Sorry I don't agree. IMO the doubler plate needs to be curved outward like this illustration. Also the doubler plate need to be approximately 30mm (1-1/4") narrower than the structure - 15mm on each side. The welds on the curved ends of the doubler plate should either stop about 20mm (3/4") before the end of the plate, OR be run out 50-75mm (2-3") past the end of the plate terminating parallel to the existing structural welds and approximately 15mm away from them
View attachment 90095
Nige - If you are referencing the picture you attached, the doubler plate is narrower so that the weld beads line up with the side plates to get the most strength. Plus if you run too close to the edge you risk a burn out which will create a big stress riser.

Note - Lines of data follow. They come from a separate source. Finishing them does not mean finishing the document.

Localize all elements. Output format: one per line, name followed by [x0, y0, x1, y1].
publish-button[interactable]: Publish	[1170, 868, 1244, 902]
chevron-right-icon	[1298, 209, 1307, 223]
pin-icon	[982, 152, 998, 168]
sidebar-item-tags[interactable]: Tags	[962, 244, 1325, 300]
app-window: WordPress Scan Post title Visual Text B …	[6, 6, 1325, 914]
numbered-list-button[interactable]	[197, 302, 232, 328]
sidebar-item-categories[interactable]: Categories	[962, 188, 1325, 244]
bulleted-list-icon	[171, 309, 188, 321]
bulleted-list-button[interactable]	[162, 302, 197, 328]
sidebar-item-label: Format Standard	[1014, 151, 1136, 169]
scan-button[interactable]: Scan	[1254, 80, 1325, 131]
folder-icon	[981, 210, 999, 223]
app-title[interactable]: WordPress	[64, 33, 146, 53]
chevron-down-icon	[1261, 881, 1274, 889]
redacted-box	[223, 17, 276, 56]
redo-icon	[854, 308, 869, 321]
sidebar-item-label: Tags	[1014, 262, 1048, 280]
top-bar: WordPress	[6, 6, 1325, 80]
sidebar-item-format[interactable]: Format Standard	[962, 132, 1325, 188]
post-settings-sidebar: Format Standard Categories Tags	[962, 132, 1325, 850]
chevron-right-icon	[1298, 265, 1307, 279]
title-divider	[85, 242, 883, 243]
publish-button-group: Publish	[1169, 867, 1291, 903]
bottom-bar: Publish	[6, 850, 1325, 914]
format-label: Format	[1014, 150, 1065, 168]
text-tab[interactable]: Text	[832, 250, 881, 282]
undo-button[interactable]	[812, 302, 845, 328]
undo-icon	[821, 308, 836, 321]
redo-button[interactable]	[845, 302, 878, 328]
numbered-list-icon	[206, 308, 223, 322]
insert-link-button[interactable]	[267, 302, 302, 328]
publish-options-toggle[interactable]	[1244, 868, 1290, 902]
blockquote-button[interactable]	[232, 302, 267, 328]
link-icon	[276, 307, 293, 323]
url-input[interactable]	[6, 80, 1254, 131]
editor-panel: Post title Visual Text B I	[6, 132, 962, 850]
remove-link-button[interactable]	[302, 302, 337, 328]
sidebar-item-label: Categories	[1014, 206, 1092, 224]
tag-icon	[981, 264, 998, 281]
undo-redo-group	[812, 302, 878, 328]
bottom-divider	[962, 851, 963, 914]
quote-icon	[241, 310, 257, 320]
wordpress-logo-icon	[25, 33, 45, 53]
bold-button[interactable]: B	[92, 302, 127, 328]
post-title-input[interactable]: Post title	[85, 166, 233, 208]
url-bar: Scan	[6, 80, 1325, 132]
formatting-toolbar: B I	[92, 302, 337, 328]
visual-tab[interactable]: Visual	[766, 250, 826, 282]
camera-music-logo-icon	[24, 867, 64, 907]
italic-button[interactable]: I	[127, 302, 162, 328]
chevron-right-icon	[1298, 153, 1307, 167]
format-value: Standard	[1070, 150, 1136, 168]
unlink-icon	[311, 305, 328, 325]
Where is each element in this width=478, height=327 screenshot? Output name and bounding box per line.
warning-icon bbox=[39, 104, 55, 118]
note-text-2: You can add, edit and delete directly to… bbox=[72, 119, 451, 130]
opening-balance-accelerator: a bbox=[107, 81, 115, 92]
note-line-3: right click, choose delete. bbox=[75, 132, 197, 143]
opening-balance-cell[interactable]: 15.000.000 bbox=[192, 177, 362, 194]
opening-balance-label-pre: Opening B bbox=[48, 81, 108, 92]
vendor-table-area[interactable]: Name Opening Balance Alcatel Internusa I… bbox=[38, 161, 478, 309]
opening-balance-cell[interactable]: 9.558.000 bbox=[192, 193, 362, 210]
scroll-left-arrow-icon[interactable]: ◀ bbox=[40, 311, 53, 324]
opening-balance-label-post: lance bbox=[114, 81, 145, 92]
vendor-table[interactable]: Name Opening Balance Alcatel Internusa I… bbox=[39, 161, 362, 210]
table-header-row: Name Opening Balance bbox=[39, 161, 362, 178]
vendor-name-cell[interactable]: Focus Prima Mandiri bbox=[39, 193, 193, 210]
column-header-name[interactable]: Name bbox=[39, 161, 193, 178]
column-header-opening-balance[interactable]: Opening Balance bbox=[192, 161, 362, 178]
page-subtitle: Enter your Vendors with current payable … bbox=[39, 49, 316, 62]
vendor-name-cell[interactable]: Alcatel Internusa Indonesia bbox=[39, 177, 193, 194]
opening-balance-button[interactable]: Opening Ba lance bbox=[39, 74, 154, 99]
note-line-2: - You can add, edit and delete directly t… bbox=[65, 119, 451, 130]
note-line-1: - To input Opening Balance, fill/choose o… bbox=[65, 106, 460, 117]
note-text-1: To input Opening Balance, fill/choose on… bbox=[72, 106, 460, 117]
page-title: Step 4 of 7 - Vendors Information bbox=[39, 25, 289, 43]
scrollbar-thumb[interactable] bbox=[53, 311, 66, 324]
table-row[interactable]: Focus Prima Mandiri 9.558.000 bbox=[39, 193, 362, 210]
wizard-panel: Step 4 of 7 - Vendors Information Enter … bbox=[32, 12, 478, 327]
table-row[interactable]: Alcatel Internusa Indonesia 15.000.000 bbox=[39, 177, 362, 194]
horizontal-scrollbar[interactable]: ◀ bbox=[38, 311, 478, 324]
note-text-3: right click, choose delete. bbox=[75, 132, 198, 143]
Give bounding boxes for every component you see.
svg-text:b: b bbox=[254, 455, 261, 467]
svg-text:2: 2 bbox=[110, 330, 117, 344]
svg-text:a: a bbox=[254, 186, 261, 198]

"that repair will outlast the pyramids"
This repair looks pretty solid, but one thing that I learned early on is that adding metal is not always the answer. Often you just move the problem somewhere else! And the welding details (filler, preheat, fillet size, post treatment grinding/peening, etc.) are just as important. Every place in a weldment where you have a change in shape or thickness is an increased risk of cracking. If you want proof just compare the shape of almost any machine today vs. it's 1970's counterpart. Even though it is more expensive you now see mostly radiused or tapered parts vs. the old boxy shapes.
Anyway, just tryin' to pass along some wisdom. Hopefully it helps someone else.